Amount awarded: $46,900 over two years.
Purpose: To connect Zeeland East and Zeeland West High School students with mental health services embedded within the school setting. Virtual mental health services are offered by appointment, five days a week throughout the school year. Program referrals will be made by parents/guardians, students themselves, and school mental health staff who believe students need more extensive support. Telehealth services will be provided by licensed master social workers (LMSWs) who specialize in adolescent mental health needs such as depression, anxiety, suicidal ideation, and personality disorders. There will be a network of interpreters capable of translating 200 languages for students with language barriers and includes interpretation support for deaf/hard of hearing. This program has the potential to increase access to mental health services among Zeeland high school students and help youth overcome their mental health struggles, regardless of family income, language, or transportation barriers.

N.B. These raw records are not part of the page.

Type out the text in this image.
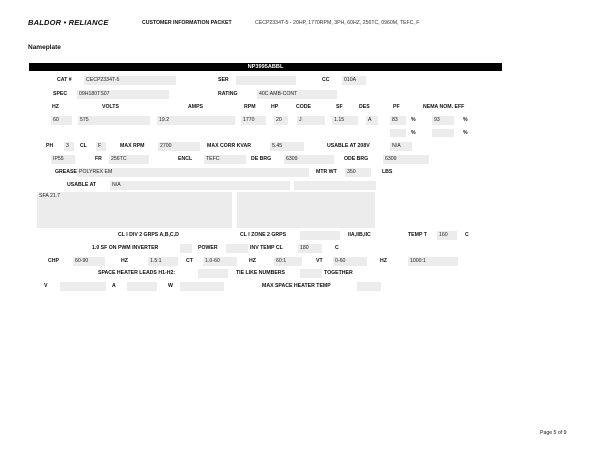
BALDOR • RELIANCE	CUSTOMER INFORMATION PACKET	CECP2334T-5 - 20HP, 1770RPM, 3PH, 60HZ, 256TC, 0960M, TEFC, F
Nameplate
NP3995ABBL
CAT #	CECP2334T-5	SER	CC	010A
SPEC	09H180TS07	RATING	40C AMB-CONT
HZ	VOLTS	AMPS	RPM	HP	CODE	SF	DES	PF	NEMA NOM. EFF
60	575	19.2	1770	20	J	1.15	A	83	%	93	%
%	%
PH	3	CL	F	MAX RPM	2700	MAX CORR KVAR	5.45	USABLE AT 208V	N/A
IP55	FR	256TC	ENCL	TEFC	DE BRG	6309	ODE BRG	6309
GREASE POLYREX EM	MTR WT	350	LBS
USABLE AT	N/A
SFA 21.7
CL I DIV 2 GRPS A,B,C,D	CL I ZONE 2 GRPS	IIA,IIB,IIC	TEMP T	160	C
1.0 SF ON PWM INVERTER	POWER	INV TEMP CL	180	C
CHP	60-90	HZ	1.5:1	CT	1.0-60	HZ	60:1	VT	0-60	HZ	1000:1
SPACE HEATER LEADS H1-H2:	TIE LIKE NUMBERS	TOGETHER
V	A	W	MAX SPACE HEATER TEMP
Page 5 of 9
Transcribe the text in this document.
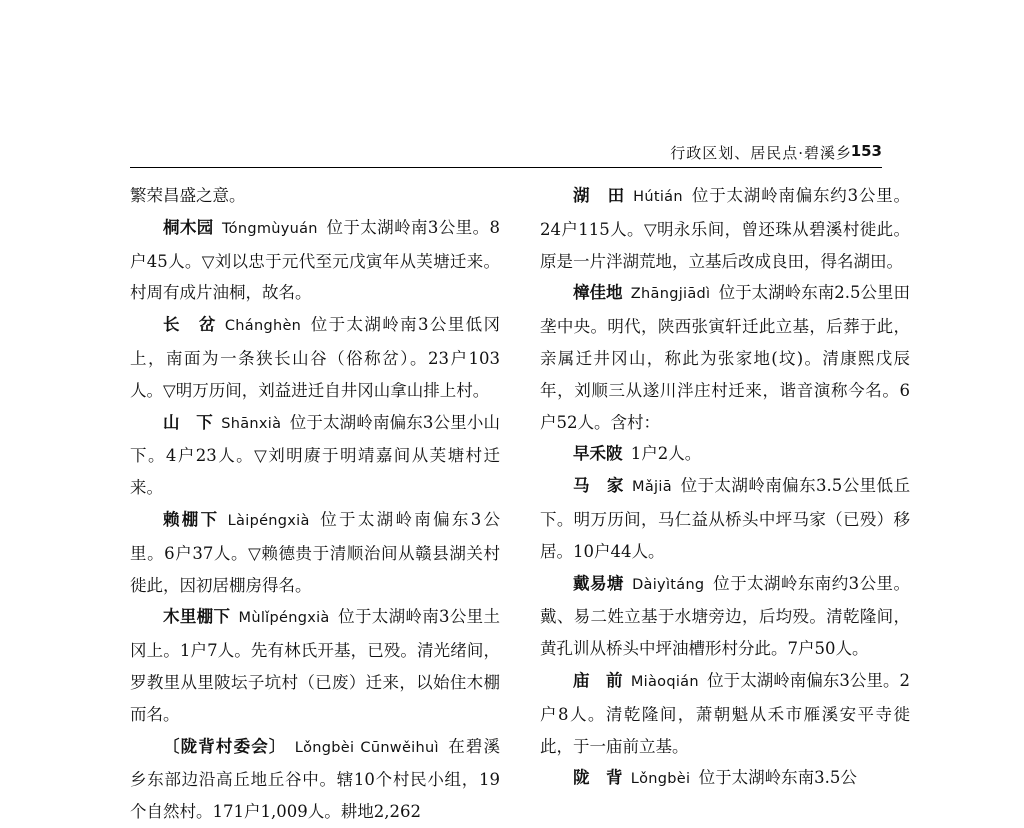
行政区划、居民点·碧溪乡
153

繁荣昌盛之意。

桐木园  Tóngmùyuán  位于太湖岭南3公里。8户45人。▽刘以忠于元代至元戊寅年从芙塘迁来。村周有成片油桐，故名。

长　岔  Chánghèn  位于太湖岭南3公里低冈上，南面为一条狭长山谷（俗称岔）。23户103人。▽明万历间，刘益进迁自井冈山拿山排上村。

山　下  Shānxià  位于太湖岭南偏东3公里小山下。4户23人。▽刘明赓于明靖嘉间从芙塘村迁来。

赖棚下  Làipéngxià  位于太湖岭南偏东3公里。6户37人。▽赖德贵于清顺治间从赣县湖关村徙此，因初居棚房得名。

木里棚下  Mùlǐpéngxià  位于太湖岭南3公里土冈上。1户7人。先有林氏开基，已殁。清光绪间，罗教里从里陂坛子坑村（已废）迁来，以始住木棚而名。

〔陇背村委会〕  Lǒngbèi Cūnwěihuì  在碧溪乡东部边沿高丘地丘谷中。辖10个村民小组，19个自然村。171户1,009人。耕地2,262

湖　田  Hútián  位于太湖岭南偏东约3公里。24户115人。▽明永乐间，曾还珠从碧溪村徙此。原是一片泮湖荒地，立基后改成良田，得名湖田。

樟佳地  Zhāngjiādì  位于太湖岭东南2.5公里田垄中央。明代，陕西张寅轩迁此立基，后葬于此，亲属迁井冈山，称此为张家地(坟)。清康熙戊辰年，刘顺三从遂川泮庄村迁来，谐音演称今名。6户52人。含村：

早禾陂  1户2人。

马　家  Mǎjiā  位于太湖岭南偏东3.5公里低丘下。明万历间，马仁益从桥头中坪马家（已殁）移居。10户44人。

戴易塘  Dàiyìtáng  位于太湖岭东南约3公里。戴、易二姓立基于水塘旁边，后均殁。清乾隆间，黄孔训从桥头中坪油槽形村分此。7户50人。

庙　前  Miàoqián  位于太湖岭南偏东3公里。2户8人。清乾隆间，萧朝魁从禾市雁溪安平寺徙此，于一庙前立基。

陇　背  Lǒngbèi  位于太湖岭东南3.5公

“Behavioral health issues among adolescents are at an all-time high. Our program allows adolescents to receive services by removing barriers to access care in their own communities.  We are extremely grateful for our partnership with Zeeland Public schools, as well as to CFHZ for their ongoing support. These grant dollars are making a difference in the community every day,” said Katie Thorsen, Manager of the Telehealth Program at Corewell Health.

Treetops Collective – Circles of Support and Facilitation Training and Coaching

Amount awarded: $23,100
Purpose: To help identify and train local facilitators for the expansion of the Circles of Support program to Ottawa County. Treetops works with individuals that have been through immigration processes, and the Circles program is a peer support group model that addresses gaps in local mental health support resources in culturally appropriate ways. A consultant with expertise in trauma healing, the Treetops Program Operations Director, and six immigrant and refugee leaders created the curriculum. Treetops will partner with local nonprofits in the Holland/Zeeland area, and tap into their established relationships to bring the Circles of Support program to Ottawa County.

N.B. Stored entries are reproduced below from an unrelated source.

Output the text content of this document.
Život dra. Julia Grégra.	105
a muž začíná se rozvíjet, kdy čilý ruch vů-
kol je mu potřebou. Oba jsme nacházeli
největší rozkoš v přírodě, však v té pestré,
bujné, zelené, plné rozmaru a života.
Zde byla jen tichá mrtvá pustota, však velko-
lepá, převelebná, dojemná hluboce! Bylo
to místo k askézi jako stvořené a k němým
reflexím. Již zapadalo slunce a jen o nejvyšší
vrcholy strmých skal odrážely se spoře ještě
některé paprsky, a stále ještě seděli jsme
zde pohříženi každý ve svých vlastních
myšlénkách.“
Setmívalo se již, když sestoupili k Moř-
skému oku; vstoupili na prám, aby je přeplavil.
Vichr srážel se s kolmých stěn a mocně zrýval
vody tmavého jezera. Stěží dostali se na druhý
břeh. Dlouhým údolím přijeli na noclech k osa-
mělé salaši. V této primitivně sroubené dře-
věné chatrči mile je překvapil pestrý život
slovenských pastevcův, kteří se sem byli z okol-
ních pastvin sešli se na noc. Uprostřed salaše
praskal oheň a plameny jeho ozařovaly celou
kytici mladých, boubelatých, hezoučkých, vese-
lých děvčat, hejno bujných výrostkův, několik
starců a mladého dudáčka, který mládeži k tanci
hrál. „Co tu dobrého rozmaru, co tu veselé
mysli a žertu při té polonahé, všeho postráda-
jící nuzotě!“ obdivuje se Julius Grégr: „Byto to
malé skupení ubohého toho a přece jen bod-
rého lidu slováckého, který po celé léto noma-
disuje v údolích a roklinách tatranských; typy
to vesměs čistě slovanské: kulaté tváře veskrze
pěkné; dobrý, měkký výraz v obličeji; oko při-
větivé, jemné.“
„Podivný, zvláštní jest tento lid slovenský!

Abigail Punt, Development Director at Treetops Collective, said, “We are delighted to embark on this partnership with dedicated community leaders in the Holland/Zeeland area to increase the mental health support available to immigrants and refugees in the region. Our Circles of Support curriculum has been a source of healing and empowerment for families throughout Kent County under the leadership of New American facilitators, and we are delighted to see this same impact along the Lakeshore under the guidance of trusted community-based organizations Movement West Michigan, Latin Americans United for Progress and Lighthouse Immigrant Advocates!”

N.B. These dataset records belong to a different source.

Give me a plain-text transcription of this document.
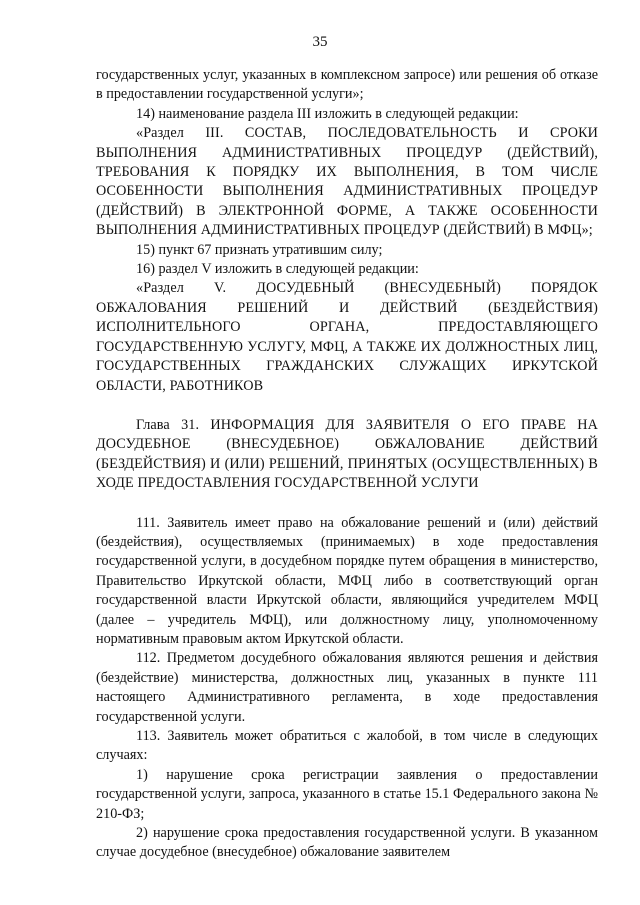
35

государственных услуг, указанных в комплексном запросе) или решения об отказе в предоставлении государственной услуги»;

14) наименование раздела III изложить в следующей редакции:

«Раздел III. СОСТАВ, ПОСЛЕДОВАТЕЛЬНОСТЬ И СРОКИ ВЫПОЛНЕНИЯ АДМИНИСТРАТИВНЫХ ПРОЦЕДУР (ДЕЙСТВИЙ), ТРЕБОВАНИЯ К ПОРЯДКУ ИХ ВЫПОЛНЕНИЯ, В ТОМ ЧИСЛЕ ОСОБЕННОСТИ ВЫПОЛНЕНИЯ АДМИНИСТРАТИВНЫХ ПРОЦЕДУР (ДЕЙСТВИЙ) В ЭЛЕКТРОННОЙ ФОРМЕ, А ТАКЖЕ ОСОБЕННОСТИ ВЫПОЛНЕНИЯ АДМИНИСТРАТИВНЫХ ПРОЦЕДУР (ДЕЙСТВИЙ) В МФЦ»;

15) пункт 67 признать утратившим силу;

16) раздел V изложить в следующей редакции:

«Раздел V. ДОСУДЕБНЫЙ (ВНЕСУДЕБНЫЙ) ПОРЯДОК ОБЖАЛОВАНИЯ РЕШЕНИЙ И ДЕЙСТВИЙ (БЕЗДЕЙСТВИЯ) ИСПОЛНИТЕЛЬНОГО ОРГАНА, ПРЕДОСТАВЛЯЮЩЕГО ГОСУДАРСТВЕННУЮ УСЛУГУ, МФЦ, А ТАКЖЕ ИХ ДОЛЖНОСТНЫХ ЛИЦ, ГОСУДАРСТВЕННЫХ ГРАЖДАНСКИХ СЛУЖАЩИХ ИРКУТСКОЙ ОБЛАСТИ, РАБОТНИКОВ

Глава 31. ИНФОРМАЦИЯ ДЛЯ ЗАЯВИТЕЛЯ О ЕГО ПРАВЕ НА ДОСУДЕБНОЕ (ВНЕСУДЕБНОЕ) ОБЖАЛОВАНИЕ ДЕЙСТВИЙ (БЕЗДЕЙСТВИЯ) И (ИЛИ) РЕШЕНИЙ, ПРИНЯТЫХ (ОСУЩЕСТВЛЕННЫХ) В ХОДЕ ПРЕДОСТАВЛЕНИЯ ГОСУДАРСТВЕННОЙ УСЛУГИ

111. Заявитель имеет право на обжалование решений и (или) действий (бездействия), осуществляемых (принимаемых) в ходе предоставления государственной услуги, в досудебном порядке путем обращения в министерство, Правительство Иркутской области, МФЦ либо в соответствующий орган государственной власти Иркутской области, являющийся учредителем МФЦ (далее – учредитель МФЦ), или должностному лицу, уполномоченному нормативным правовым актом Иркутской области.

112. Предметом досудебного обжалования являются решения и действия (бездействие) министерства, должностных лиц, указанных в пункте 111 настоящего Административного регламента, в ходе предоставления государственной услуги.

113. Заявитель может обратиться с жалобой, в том числе в следующих случаях:

1) нарушение срока регистрации заявления о предоставлении государственной услуги, запроса, указанного в статье 15.1 Федерального закона № 210-ФЗ;

2) нарушение срока предоставления государственной услуги. В указанном случае досудебное (внесудебное) обжалование заявителем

Yadah V. Ramirez, Director of Community Impact at CFHZ, said, “Our proactive grants prioritize investments into areas of greatest need for the community. With so many of our neighbors experiencing mental health concerns, we are grateful for the opportunity to support the local organizations that are increasing access to and availability of mental health care, especially for vulnerable individuals, individuals with limited financial resources, and youth.”